Governança corporativa robusta não é privilégio de grandes companhias abertas; é uma necessidade operacional de qualquer empresa que pretenda crescer com consistência. Quando a crise chega, a ausência dessas ferramentas transforma um problema administrável em uma emergência sem saída.
Continue lendo para entender como construir uma governança corporativa que funcione precisamente quando mais é exigida.
O que torna uma estrutura de governança realmente eficiente sob pressão?
A eficiência de uma estrutura de governança corporativa não se mede em períodos de normalidade, mas em momentos de estresse. Como destaca Pedro Bianchi, o teste definitivo de qualquer sistema de governança é a sua capacidade de manter a qualidade das decisões quando o tempo é escasso, os recursos são limitados e as informações disponíveis são incompletas. Estruturas que funcionam apenas em condições ideais não passam de formalidades documentais.
Uma governança eficiente sob pressão requer, em primeiro lugar, que os papéis estejam claramente definidos: quem decide o quê, com base em quais informações e dentro de quais limites de alçada. A ausência dessa clareza em momentos de crise gera paralisia decisória ou, no extremo oposto, concentração excessiva de poder em um único gestor, o que amplifica o risco de erros estratégicos irreversíveis.
Compliance e gestão de risco: ferramentas de prevenção ou resposta?
Há uma confusão recorrente no mercado brasileiro: tratar compliance e gestão de risco como instrumentos reativos, acionados apenas depois que o problema já se materializou. Tal como elucida Pedro Henrique Torres Bianchi, essa abordagem inverte a lógica que torna essas ferramentas verdadeiramente úteis. Programas de compliance bem estruturados e sistemas de gestão de risco ativos são, por definição, preventivos: seu valor está em antecipar vulnerabilidades, não em documentar danos já ocorridos.

Na prática, uma política de compliance eficiente mapeia os principais riscos jurídicos, operacionais e reputacionais da empresa, estabelece controles internos proporcionais a esses riscos e cria canais seguros para que colaboradores reportem irregularidades sem receio de represálias.

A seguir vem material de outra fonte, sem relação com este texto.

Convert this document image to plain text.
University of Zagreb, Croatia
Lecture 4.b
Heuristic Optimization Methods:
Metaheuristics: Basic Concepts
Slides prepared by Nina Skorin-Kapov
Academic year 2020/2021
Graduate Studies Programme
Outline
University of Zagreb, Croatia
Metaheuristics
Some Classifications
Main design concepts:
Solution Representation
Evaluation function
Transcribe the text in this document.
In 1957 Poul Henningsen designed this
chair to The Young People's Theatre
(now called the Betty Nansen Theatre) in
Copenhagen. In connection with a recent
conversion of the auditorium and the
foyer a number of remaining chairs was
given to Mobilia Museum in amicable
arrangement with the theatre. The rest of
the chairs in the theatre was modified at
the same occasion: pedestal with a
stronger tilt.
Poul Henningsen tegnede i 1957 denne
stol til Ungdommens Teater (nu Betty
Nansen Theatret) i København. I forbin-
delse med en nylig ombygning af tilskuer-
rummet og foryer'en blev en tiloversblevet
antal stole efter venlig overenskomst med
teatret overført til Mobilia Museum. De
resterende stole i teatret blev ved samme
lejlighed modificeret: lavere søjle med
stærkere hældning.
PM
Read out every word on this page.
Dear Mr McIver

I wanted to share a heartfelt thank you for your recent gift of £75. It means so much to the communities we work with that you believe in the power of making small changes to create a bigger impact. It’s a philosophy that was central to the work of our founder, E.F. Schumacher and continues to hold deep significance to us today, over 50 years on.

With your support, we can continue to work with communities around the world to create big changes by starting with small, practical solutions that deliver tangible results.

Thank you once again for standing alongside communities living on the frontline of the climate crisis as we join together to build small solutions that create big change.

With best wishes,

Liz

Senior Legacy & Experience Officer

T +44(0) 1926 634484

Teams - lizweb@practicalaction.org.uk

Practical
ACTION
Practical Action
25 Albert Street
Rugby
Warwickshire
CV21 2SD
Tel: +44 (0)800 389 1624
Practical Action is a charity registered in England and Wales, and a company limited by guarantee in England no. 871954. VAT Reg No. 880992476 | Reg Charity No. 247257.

Esse conjunto de medidas reduz a exposição da organização a litígios, autuações regulatórias e danos de imagem que, em momentos de fragilidade financeira, podem ser letais.
A governança como fator de acesso a crédito e atração de investimentos
Existe uma dimensão frequentemente subestimada da governança corporativa: seu impacto direto sobre a percepção de risco por parte de credores e investidores. Pedro Bianchi ressalta que empresas com estruturas de governança transparentes, auditadas e formalmente documentadas obtêm condições de crédito mais favoráveis, atraem parceiros mais qualificados e, quando precisam reestruturar dívidas, chegam à mesa de negociação com muito mais credibilidade.
Credores institucionais, fundos de investimento e bancos de desenvolvimento avaliam sistematicamente a qualidade da governança antes de aprovar linhas de crédito relevantes. Uma empresa que não consegue apresentar demonstrações financeiras auditadas, que não tem políticas formais de conflito de interesses ou que concentra todas as decisões em um único sócio-gestor sem mecanismos de controle, geralmente enfrenta condições mais restritivas e taxas mais elevadas.
O horizonte da governança corporativa no cenário empresarial brasileiro
A trajetória recente do mercado brasileiro aponta para uma convergência gradual entre as práticas de governança adotadas por grandes corporações e as exigências que chegam, cada vez mais, às empresas de médio porte. Reguladores, investidores e clientes institucionais têm elevado o padrão mínimo esperado de transparência, controle interno e responsabilidade corporativa. Ignorar essa tendência é, progressivamente, um risco de mercado.
Como conclui Pedro Henrique Torres Bianchi, o passo mais importante para uma empresa que ainda não formalizou sua estrutura de governança não é construir um sistema perfeito de uma vez: é começar com os elementos essenciais, um conselho consultivo ativo, uma política de alçadas clara e um programa básico de compliance, e evoluir continuamente com base nos aprendizados operacionais. Governança não é um estado a ser alcançado, mas um processo contínuo de aprimoramento institucional.